As expected, Ryan had no clue what I was talking about. Explaining it to him wasn’t difficult. It was a conversation I’d rehearsed in my head for days, and getting rid of it was bliss.
I broke it down for him as simply as I could. The confidence I possessed when it came to parenting my daughter wasn’t always high.
“You’re a good mom, Charli,” he assured me.
“Some days I am,” I agreed. “And some days I have no clue what I’m doing. You want to know why I think that is?”
He looked at me but didn’t answer, which was probably one of his wiser decisions of late.
“I had no mother, Ryan. How am I s
upposed to know what the hell I’m doing?”
I’d done a lot of soul searching over the last few days, and that was finally the conclusion I’d come to. After weeks of trying to find something to align myself to Olivia, I realised that looks and mannerisms were unimportant. I looked like my father, and that was that. No part of me wanted to resemble a vicious half-starved ballerina anyway.
The bigger worry was what she hadn’t given me. Adam was right. There was nothing Olivia could teach me about being a good mother to my child. For me, doing right by my kid was always going to be trial and error.
“My connection to Bridget isn’t going to the park or speaking French or reading books,” I explained. “It’s the stories that my dad gave me. That’s how I connect with her, and that’s how he connected with me.” Winging it with tales of La La Land wasn’t a new concept. By all accounts, Alex’s mother had been no prize either.
Although he’d graciously heard me out, Ryan wasn’t quite ready to forfeit. “She knocked herself out trying to fly, Charli,” he pointed out. “You can’t possibly think that’s okay.”
My palms were starting to sweat. I pressed them flat on the counter, appreciating the cool granite. “Perhaps if you hadn’t stolen her wings she might’ve done it.”
“Wings?” he asked incredulously. “You think I stole her wings?”
“We all lose them eventually, Ryan,” I said quietly. “The moment you doubt whether you can fly, you cease forever to be able to do it.”
My hothead brother-in-law’s calm façade finally cracked. He demanded that I stop preaching nonsense – something he’d done a million times before.

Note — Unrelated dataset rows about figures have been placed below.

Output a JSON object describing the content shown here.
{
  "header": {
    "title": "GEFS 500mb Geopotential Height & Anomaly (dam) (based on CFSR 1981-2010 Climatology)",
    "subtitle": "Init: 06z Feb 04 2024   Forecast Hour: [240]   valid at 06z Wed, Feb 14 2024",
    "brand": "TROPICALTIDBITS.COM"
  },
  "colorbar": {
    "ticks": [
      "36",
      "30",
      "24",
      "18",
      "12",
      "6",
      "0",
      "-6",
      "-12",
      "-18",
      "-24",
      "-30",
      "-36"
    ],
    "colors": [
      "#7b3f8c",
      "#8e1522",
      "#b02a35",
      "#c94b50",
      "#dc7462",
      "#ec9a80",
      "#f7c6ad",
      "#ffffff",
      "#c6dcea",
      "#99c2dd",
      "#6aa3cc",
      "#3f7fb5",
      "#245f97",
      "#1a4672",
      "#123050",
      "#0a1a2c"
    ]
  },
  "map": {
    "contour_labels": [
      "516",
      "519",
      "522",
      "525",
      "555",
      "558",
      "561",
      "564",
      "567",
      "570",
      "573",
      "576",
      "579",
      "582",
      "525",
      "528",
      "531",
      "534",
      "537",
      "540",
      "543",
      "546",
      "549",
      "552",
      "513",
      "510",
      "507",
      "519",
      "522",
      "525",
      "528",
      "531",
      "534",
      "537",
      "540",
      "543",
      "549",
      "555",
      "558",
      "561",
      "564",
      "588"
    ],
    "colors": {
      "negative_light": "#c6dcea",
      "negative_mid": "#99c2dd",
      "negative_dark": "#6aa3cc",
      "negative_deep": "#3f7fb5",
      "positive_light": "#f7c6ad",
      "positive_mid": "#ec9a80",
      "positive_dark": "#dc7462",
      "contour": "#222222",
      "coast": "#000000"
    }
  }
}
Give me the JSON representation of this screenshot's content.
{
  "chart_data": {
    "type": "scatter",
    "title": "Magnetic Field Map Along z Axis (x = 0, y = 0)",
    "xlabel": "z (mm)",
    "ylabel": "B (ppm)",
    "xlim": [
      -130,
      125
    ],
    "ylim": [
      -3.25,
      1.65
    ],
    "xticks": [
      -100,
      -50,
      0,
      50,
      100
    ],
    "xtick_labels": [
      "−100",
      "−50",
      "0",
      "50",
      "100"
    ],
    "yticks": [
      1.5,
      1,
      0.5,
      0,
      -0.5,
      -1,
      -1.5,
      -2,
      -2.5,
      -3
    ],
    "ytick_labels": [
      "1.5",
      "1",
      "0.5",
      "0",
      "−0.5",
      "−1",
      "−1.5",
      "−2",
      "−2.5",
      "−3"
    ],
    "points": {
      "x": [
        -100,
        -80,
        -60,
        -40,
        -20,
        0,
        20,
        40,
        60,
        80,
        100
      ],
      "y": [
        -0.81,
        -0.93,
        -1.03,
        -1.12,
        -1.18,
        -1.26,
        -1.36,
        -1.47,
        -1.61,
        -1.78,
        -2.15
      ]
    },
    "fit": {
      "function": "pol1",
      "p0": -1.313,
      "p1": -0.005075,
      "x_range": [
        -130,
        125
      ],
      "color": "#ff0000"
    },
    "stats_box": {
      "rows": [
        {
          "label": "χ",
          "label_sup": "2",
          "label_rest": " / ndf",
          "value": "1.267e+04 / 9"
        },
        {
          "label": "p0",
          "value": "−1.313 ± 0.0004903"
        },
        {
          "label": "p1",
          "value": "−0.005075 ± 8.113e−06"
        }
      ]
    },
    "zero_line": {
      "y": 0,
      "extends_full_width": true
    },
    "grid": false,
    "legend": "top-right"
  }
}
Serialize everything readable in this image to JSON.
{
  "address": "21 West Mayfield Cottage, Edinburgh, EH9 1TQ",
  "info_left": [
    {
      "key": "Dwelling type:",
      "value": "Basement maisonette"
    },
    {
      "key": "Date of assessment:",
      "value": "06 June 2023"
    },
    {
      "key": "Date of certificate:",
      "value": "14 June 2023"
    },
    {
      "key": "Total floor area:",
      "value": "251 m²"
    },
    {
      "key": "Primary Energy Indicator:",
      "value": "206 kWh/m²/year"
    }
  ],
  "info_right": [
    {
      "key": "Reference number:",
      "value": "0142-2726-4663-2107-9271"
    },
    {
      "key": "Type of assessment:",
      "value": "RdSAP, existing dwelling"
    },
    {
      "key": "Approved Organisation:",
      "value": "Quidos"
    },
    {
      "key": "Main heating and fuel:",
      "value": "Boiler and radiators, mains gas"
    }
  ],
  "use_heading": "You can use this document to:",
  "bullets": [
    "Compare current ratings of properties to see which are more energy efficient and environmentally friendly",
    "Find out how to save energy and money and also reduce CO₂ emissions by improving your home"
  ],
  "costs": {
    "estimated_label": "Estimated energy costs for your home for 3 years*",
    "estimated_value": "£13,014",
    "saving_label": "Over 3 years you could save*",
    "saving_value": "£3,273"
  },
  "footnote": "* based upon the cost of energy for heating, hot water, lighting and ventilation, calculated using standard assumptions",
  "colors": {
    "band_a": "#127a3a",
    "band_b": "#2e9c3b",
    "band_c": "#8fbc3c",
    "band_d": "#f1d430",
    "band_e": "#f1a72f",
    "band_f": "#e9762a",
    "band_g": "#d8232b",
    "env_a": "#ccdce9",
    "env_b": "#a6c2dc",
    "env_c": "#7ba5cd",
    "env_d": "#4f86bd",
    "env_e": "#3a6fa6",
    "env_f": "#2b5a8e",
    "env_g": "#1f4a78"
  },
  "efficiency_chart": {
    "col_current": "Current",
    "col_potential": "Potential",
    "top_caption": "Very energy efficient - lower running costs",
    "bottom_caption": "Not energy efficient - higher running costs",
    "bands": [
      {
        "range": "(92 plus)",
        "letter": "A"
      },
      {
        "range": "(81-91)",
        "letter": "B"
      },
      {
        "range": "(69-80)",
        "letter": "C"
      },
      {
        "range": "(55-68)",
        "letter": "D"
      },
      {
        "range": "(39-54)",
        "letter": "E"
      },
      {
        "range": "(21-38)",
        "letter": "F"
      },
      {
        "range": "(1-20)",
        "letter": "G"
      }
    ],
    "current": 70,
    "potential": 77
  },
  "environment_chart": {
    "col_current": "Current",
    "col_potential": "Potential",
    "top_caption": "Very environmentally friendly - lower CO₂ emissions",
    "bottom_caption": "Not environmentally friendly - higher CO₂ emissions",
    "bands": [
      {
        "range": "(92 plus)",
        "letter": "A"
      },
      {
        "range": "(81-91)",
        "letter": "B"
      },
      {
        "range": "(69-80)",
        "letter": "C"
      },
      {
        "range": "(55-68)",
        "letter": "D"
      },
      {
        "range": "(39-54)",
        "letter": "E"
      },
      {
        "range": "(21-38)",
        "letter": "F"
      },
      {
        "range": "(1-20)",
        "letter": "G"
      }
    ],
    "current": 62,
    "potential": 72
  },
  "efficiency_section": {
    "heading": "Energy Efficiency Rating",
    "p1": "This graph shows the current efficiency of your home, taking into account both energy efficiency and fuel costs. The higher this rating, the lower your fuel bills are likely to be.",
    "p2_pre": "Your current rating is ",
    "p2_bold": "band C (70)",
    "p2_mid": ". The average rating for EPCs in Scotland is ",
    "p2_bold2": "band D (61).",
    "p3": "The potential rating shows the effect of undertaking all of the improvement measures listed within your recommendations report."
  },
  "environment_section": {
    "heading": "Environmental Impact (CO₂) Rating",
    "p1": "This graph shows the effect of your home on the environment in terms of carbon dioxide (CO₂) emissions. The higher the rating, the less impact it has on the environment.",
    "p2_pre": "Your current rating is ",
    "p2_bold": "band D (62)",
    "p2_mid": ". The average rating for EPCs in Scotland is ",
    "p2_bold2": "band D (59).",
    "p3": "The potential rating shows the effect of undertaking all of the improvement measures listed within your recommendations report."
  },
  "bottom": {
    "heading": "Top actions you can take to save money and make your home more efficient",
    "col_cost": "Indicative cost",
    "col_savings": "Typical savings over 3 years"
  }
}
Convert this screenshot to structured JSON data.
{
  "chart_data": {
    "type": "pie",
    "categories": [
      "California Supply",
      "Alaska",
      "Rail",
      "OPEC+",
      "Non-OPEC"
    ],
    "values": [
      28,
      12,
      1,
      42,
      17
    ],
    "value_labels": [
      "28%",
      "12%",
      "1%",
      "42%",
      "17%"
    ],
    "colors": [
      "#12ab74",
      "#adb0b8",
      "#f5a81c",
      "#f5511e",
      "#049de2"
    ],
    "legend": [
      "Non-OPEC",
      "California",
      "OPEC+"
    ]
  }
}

“It’s from Peter Pan, idiot.”
“That doesn’t make it any more credible.”
Pure frustration escaped me in the form of an angry groan. “You just don’t get it. I’m not crazy. I know the difference between a fairy-tale and real life, but what if there’s the tiniest ring of truth to it?”
He deliberated for a long time, making me hopeful that he trying to understand the stand I was taking. “Impossible,” he finally concluded, shutting me down the same way his father always did.